Advertisement

The Day the Eagle Landed and the Earth Stood Still

Share
TIMES STAFF WRITER

“Houston . . . the Eagle has landed.”

Those words came at 1:17 p.m., July 20, 1969.

It had been eight years since President John F. Kennedy, locked in a space race and Cold War with the Soviets, asked his closest advisors what space-related achievement America could attain first. They told him: Send a man to the moon.

We can only imagine the pride and anticipation Kennedy would have felt that summer day when astronaut Neil Armstrong’s famous transmission crackled into Mission Control in Houston, announcing the touchdown of the Eagle lunar lander.

Four days earlier, Apollo 11 commander Armstrong, a stoic Eagle Scout, and his crew, Edwin “Buzz” Aldrin and Michael Collins, had made their way to the towering Saturn V rocket as it delicately teetered on Pad 39-A of Florida’s Kennedy Space Center.

Advertisement

As they completed a launch checklist 417 items long, Collins thought: “Here I am . . . resident of a Texas suburb . . . about to be shot off to the moon. Yes, to the moon.”

In the moments before liftoff, Collins noticed that Armstrong’s baggy pants pocket looked close enough to snag the abort handle. For an amusing if anxious moment, he imagined the worst: A headline reading, “MOON SHOT FALLS INTO OCEAN . . . Last transmission from Armstrong prior to leaving pad reportedly was ‘OOPS.’ ”

Eleven minutes later, they were in orbit.

As Armstrong and Aldrin readied the lunar module, Collins bade them adieu from the command module: “You cats take it easy on the lunar surface,” he told them.

Several program alarms sounded as the Eagle descended. But ground controllers knew the computer was just being asked to do too much and would postpone noncritical tasks.

Ever so slowly, with lunar dust kicking up, Armstrong and Aldrin guided the Eagle in on the moon’s Sea of Tranquillity.

Not much was made of it at the time, but the two astronauts had only about 15 seconds of fuel left after being forced to maneuver around some surface boulders.

Advertisement

*

Back on Earth, the world stood still in awe. Traffic in Southern California and elsewhere ground to a whispering halt. At Anaheim Stadium, a game between the Angels and the Oakland Athletics was interrupted during the second inning when, at the precise time of the landing, a message appeared on the scoreboard: “We have landed on the moon.” The crowd of 18,000 took to its feet, cheering.
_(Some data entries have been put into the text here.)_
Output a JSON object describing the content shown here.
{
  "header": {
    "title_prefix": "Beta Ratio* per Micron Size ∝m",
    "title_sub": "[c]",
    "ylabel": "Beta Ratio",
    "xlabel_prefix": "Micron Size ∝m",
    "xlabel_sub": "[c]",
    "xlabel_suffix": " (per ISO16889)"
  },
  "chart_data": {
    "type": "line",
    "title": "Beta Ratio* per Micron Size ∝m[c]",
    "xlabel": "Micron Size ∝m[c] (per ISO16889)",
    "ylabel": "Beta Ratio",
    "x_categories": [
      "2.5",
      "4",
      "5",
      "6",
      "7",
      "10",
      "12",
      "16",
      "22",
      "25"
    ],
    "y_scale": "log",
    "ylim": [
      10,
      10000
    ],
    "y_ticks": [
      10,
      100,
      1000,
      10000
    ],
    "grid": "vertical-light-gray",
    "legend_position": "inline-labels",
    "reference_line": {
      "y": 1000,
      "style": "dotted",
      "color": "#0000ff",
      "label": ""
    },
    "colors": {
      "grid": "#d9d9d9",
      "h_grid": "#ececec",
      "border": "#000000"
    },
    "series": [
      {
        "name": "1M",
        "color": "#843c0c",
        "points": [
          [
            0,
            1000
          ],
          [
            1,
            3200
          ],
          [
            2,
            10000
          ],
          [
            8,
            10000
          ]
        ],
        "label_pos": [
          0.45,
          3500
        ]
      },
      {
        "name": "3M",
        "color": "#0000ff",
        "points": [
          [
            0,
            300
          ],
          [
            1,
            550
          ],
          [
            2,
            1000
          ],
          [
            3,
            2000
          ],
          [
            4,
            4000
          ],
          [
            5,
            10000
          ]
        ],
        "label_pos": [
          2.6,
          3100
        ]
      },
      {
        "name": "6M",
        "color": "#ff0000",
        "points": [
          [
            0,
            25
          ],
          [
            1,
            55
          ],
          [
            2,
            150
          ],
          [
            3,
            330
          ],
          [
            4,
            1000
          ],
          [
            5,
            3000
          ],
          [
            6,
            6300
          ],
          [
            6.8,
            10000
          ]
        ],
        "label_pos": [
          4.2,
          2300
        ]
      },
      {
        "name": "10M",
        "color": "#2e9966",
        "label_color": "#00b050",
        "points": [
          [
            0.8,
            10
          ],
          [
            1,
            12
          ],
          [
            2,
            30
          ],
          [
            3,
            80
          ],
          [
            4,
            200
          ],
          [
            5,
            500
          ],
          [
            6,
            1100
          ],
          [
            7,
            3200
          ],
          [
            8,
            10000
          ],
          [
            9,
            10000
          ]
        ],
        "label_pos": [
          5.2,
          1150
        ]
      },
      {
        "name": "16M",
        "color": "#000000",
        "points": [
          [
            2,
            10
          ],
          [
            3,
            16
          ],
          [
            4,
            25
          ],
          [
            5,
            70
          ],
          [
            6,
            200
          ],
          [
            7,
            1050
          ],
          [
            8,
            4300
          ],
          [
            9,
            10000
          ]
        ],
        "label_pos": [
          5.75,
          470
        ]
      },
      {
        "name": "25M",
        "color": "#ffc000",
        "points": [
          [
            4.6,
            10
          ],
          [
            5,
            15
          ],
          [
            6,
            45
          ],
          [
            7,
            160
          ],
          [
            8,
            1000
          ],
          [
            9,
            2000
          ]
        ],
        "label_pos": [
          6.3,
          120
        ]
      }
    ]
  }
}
It would be several hours later, at 7:56 p.m., before Armstrong and Aldrin descended the Eagle’s gangway. They struggled to steady the flagpole in the hard lunar soil and Aldrin “dreaded the possibility of the American flag collapsing into the lunar dust in front of the television camera” and 528 million viewers back on Earth.

But the famous flag-planting ceremony went off successfully--as did a phone call to the astronauts from President Richard Nixon, who quipped that it had to be the most historic call ever.

When they returned to Earth, Collins made a point of thanking the thousands whose “blood, sweat and tears” contributed. He was right; about 400,000 American workers from 20,000 companies had worked directly on the Apollo program, many in Southern California.

At Rocketdyne’s laboratory near Chatsworth, where engines for the Apollo missions were built, 6,000 workers had toiled for nearly a decade.

Many other numbers went into the making of a moon mission:

The cost in human lives of America’s quest to land on the moon: three, when astronauts Gus Grissom, Ed White and Roger Chaffee died in a fire that erupted during tests of Apollo 1, the first of 10 missions leading up to Apollo 11.

Advertisement

The cost in dollars of the Apollo program: $25 billion.

The weight of the Saturn V rocket that carried Armstrong and company into space: 6 million pounds, the heaviest object that ever flew. The amount of wiring in the Columbia command module: 15 miles.

The number of astronauts who would walk on the moon between 1969 and 1972: 12. The number of American flags planted on moon: six. The other objects left behind on moon: two golf balls hit by astronaut Alan B. Shephard Jr. and a piece of the Wright brothers’ biplane.

The proportion of America’s 270 million residents too young to remember Apollo 11: about half.

Some believe the greatest legacy of the Apollo program is that it opened the door for today’s now-routine commercial space ventures. Others to this day criticize the program as nothing more than a game of one-upmanship with the Soviet Union. Still, no one denies that the plaque the Apollo 11 crew left behind stands as a celestial symbol of the potency of human endeavor. It reads: “Here Men From Planet Earth First Set Foot Upon the Moon. July 1969 AD. We Came in Peace for All Mankind.”